I've often wondered that, myself.  What originally played with The Three Stooges in their original theatrical presentation offers a lot of curiosity to me.  It would be good to know, so that we could, in theory, replicate the original theatrical presentation in our living rooms.  I also wondered if their shorts ran with some of the feature films they appeared in.  Like, if "Men In Black" played with "The Captain Hates The Sea," for instance.  I don't know if those two films played together, but it would make sense to me if they did.


Offline Blystone

Once, somewhere, I saw a picture of a theater marquee taken in the 30's or 40's, where the Stooges got top billing over the Bette Davis feature! I wish I could find it again to post here, but I wouldn't know where to look. If Bette Davis had seen that, she probably would have had a heart attack.

[faint2]

Of course, back then there were a lot of people who'd buy a ticket just to see the comedy shorts, the cartoons, and the newsreels, and not stay for the feature. So the billing isn't that surprising.


Offline metaldams

Once, somewhere, I saw a picture of a theater marquee taken in the 30's or 40's, where the Stooges got top billing over the Bette Davis feature!
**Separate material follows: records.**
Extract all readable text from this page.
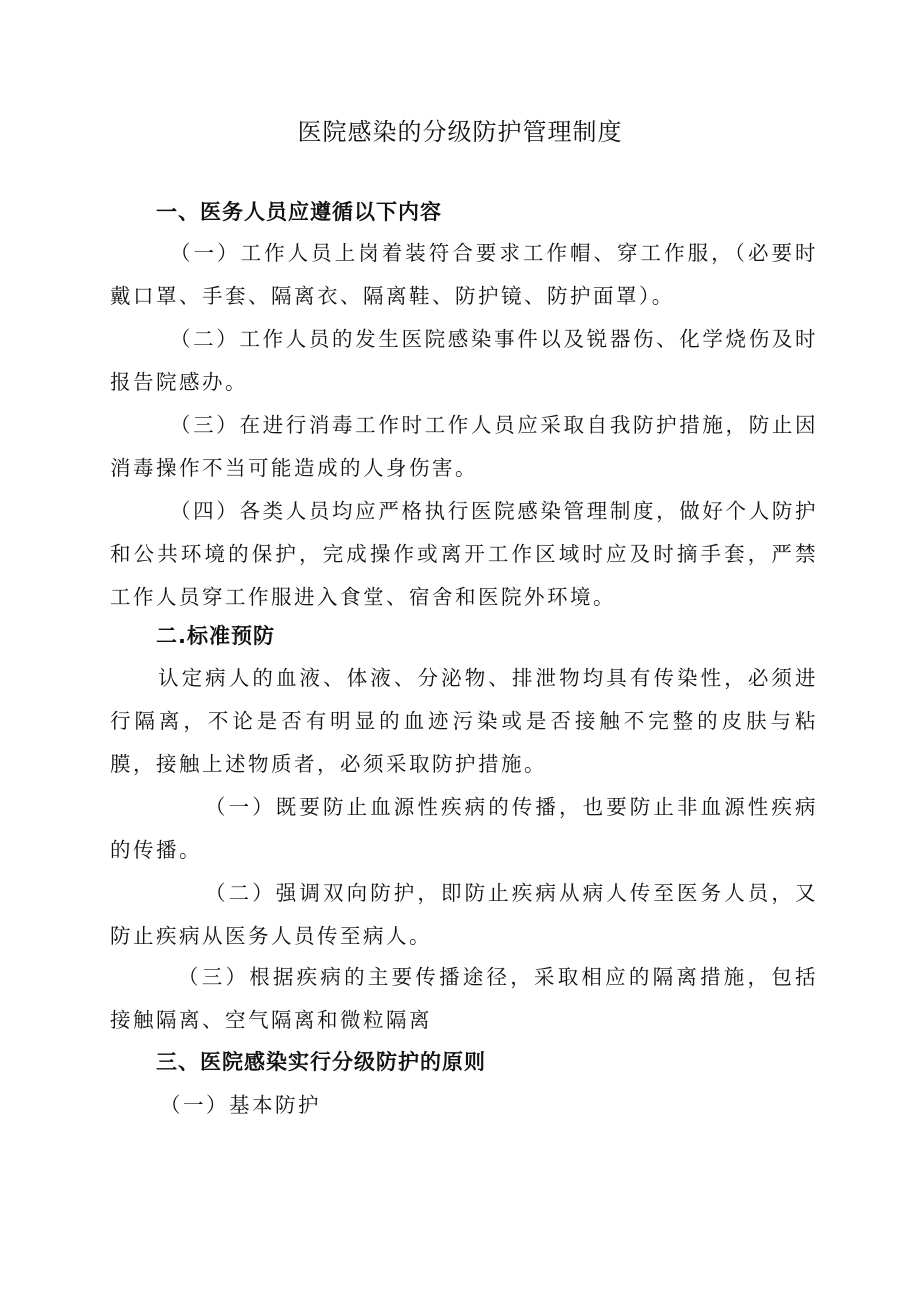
医院感染的分级防护管理制度
一、医务人员应遵循以下内容

（一）工作人员上岗着装符合要求工作帽、穿工作服，（必要时戴口罩、手套、隔离衣、隔离鞋、防护镜、防护面罩）。

（二）工作人员的发生医院感染事件以及锐器伤、化学烧伤及时报告院感办。

（三）在进行消毒工作时工作人员应采取自我防护措施，防止因消毒操作不当可能造成的人身伤害。

（四）各类人员均应严格执行医院感染管理制度，做好个人防护和公共环境的保护，完成操作或离开工作区域时应及时摘手套，严禁工作人员穿工作服进入食堂、宿舍和医院外环境。

二.标准预防

认定病人的血液、体液、分泌物、排泄物均具有传染性，必须进行隔离，不论是否有明显的血迹污染或是否接触不完整的皮肤与粘膜，接触上述物质者，必须采取防护措施。

（一）既要防止血源性疾病的传播，也要防止非血源性疾病的传播。

（二）强调双向防护，即防止疾病从病人传至医务人员，又防止疾病从医务人员传至病人。

（三）根据疾病的主要传播途径，采取相应的隔离措施，包括接触隔离、空气隔离和微粒隔离

三、医院感染实行分级防护的原则

（一）基本防护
A PLUMBING WE WILL GO is much funnier than NOW, VOYAGER.  There, I said it!
- Doug Sarnecky


Offline Hammond Eggar

  • Birdbrain
  • Knothead
  • *****


This is a 1934 photo of the Spreckels Theater in San Diego.  The marquee proves that a Stooges short was, indeed, screened alongside a Stooge-related feature, in this case Captain Hates the Sea.  I wonder which short was screened? ???
"We are the music makers, and we are the dreamers of dreams." - Willy Wonka (Gene Wilder, 1971)


Offline Dunrobin

  • (Rob)
  • Administrator
  • Spongehead
  • ******
  • Webmaster
    • The Three Stooges Online Filmography
It might have been Men in Black, which was released less than a month before The Captain Hates the Sea.  That's just my guess, though.


Offline Blystone

A PLUMBING WE WILL GO is much funnier than NOW, VOYAGER.  There, I said it!

True, but no Stooges short ever had one of those lush, sweeping musical scores by Max Steiner. Harry Cohn was too cheap to hire him, I guess...

[shrug]


Offline Hammond Eggar

  • Birdbrain
  • Knothead
  • *****
Here's what I'm wondering now.  Were the Stooges shorts only run alongside Columbia features, or were they paired up with films from other companies, too?
"We are the music makers, and we are the dreamers of dreams." - Willy Wonka (Gene Wilder, 1971)


Offline archiezappa

I don't think they were coupled with features from other studios.  Columbia relied on The Three Stooges being paired with their B-Movies.  And I read something about the whole "block booking" thing going on with theatres back then.  Not sure what all that entails.